Lo Stato appostato

Per scovare i terroristi è necessario sbirciare nei computer di tutti i cittadini? La domanda resta in piedi e la risposta non è automatica. Fossimo negli Stati Uniti o in Germania non avremmo alcun problema a urlare «Sì, fatelo pure».

Ma non essendo nati ieri e neppure l’altroieri immaginiamo dove andrebbe a parare una legge simile – senza limitazioni o obblighi procedurali – in questo meraviglioso Paese nel quale non è necessario aver commesso un reato per essere intercettati. Basta aver mangiato un bignè lontano dai pasti.

Ecco perché ci sembra che bene abbia fatto il governo a stoppare l’emendamento del decreto antiterrorismo che prevedeva «l’acquisizione di dati da remoto» da parte delle forze dell’ordine. Vale la pena valutare pro e contro essenzialmente per due motivi. Il primo riguarda le indagini: già ora gli esperti di cui dispone ogni settore investigativo sono in grado di controllare, verificare, intercettare, pedinare sulla rete chi naviga dalla parte sbagliata del web.

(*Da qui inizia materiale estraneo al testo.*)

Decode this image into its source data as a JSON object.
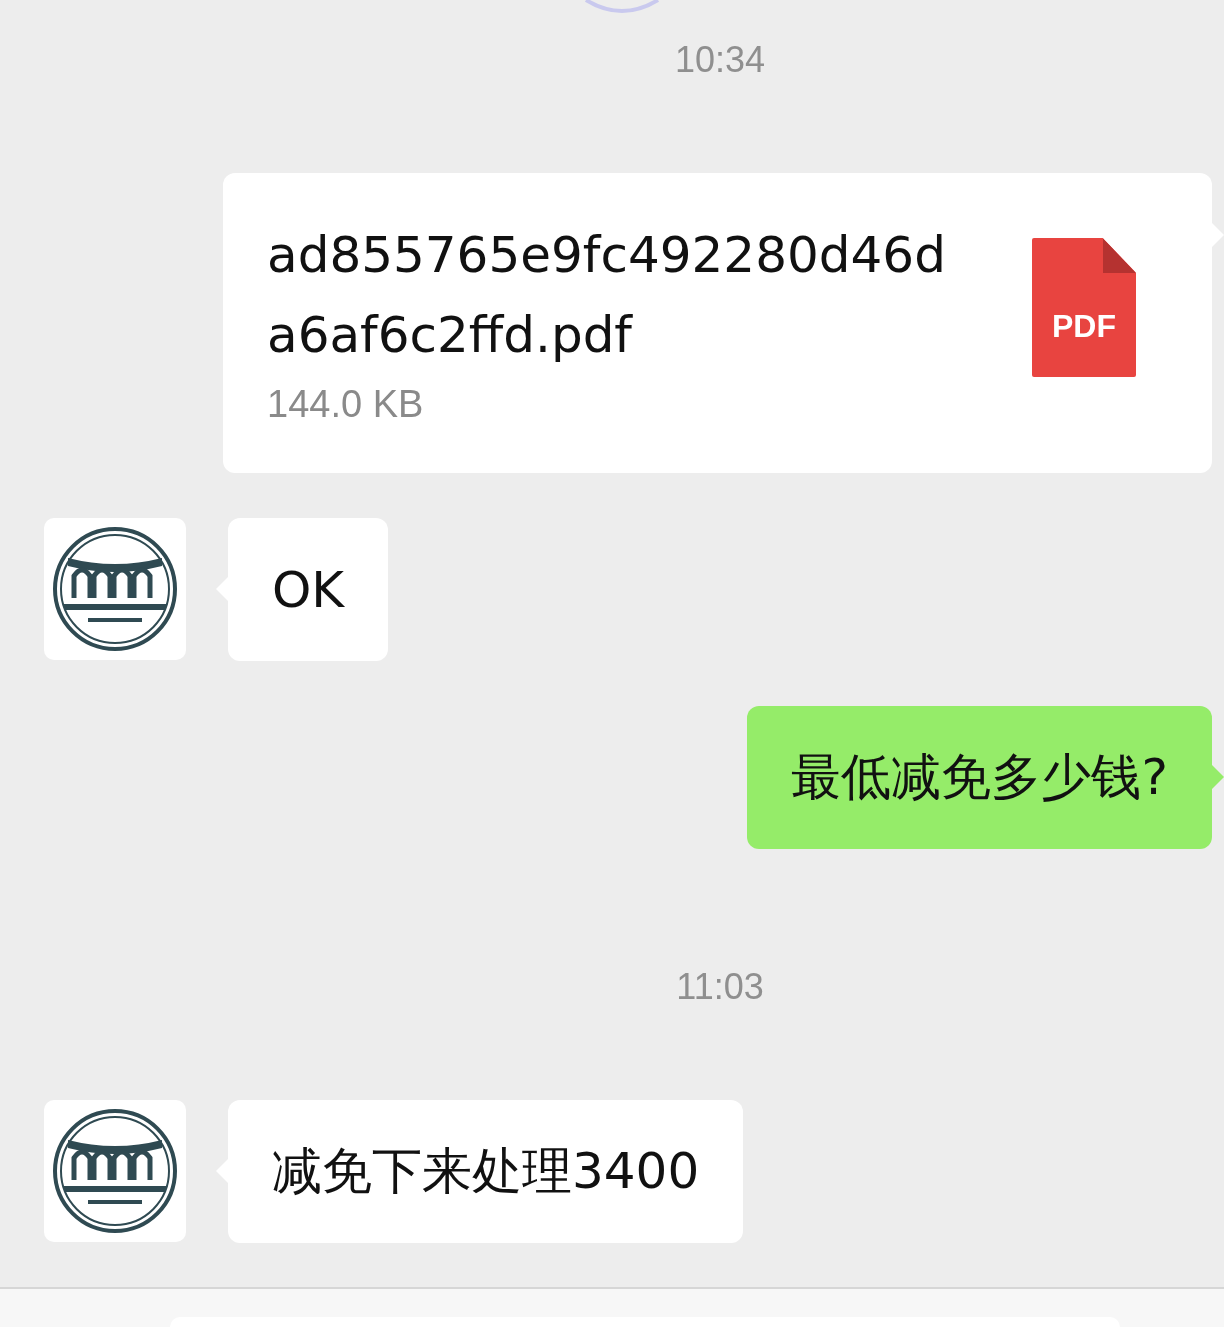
{
  "messages": [
    {
      "kind": "time",
      "text": "10:34"
    },
    {
      "kind": "file",
      "outgoing": true,
      "file_name": "ad855765e9fc492280d46da6af6c2ffd.pdf",
      "file_size": "144.0 KB",
      "file_type": "PDF"
    },
    {
      "kind": "text",
      "outgoing": false,
      "text": "OK"
    },
    {
      "kind": "text",
      "outgoing": true,
      "text": "最低减免多少钱?"
    },
    {
      "kind": "time",
      "text": "11:03"
    },
    {
      "kind": "text",
      "outgoing": false,
      "text": "减免下来处理3400"
    }
  ]
}
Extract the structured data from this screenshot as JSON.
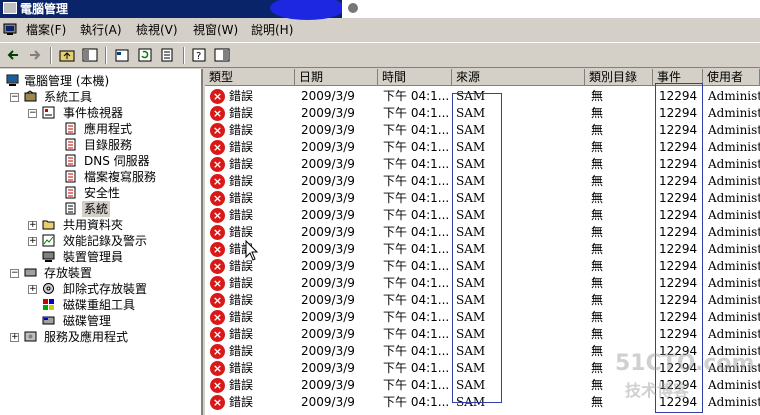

E violare siti sospetti. Ci riescono gli hacker, figuriamoci i tostissimi agenti speciali. Il secondo motivo riguarda il cittadino comune, che in nome del rafforzamento delle misure preventive antiterrorismo (sacrosante) rischia di vedersi svellere dalla legge ogni porta che difende la sua privacy.

«Acquisizione di dati da remoto». Quali dati? Anche operazioni bancarie o lettere all’amante di persone estranee alle inchieste per ritrovarsi il tutto sui giornali con qualcuno che fa la morale nella colonna di fianco? Vorremmo uno Stato sicuro, non uno Stato guardone.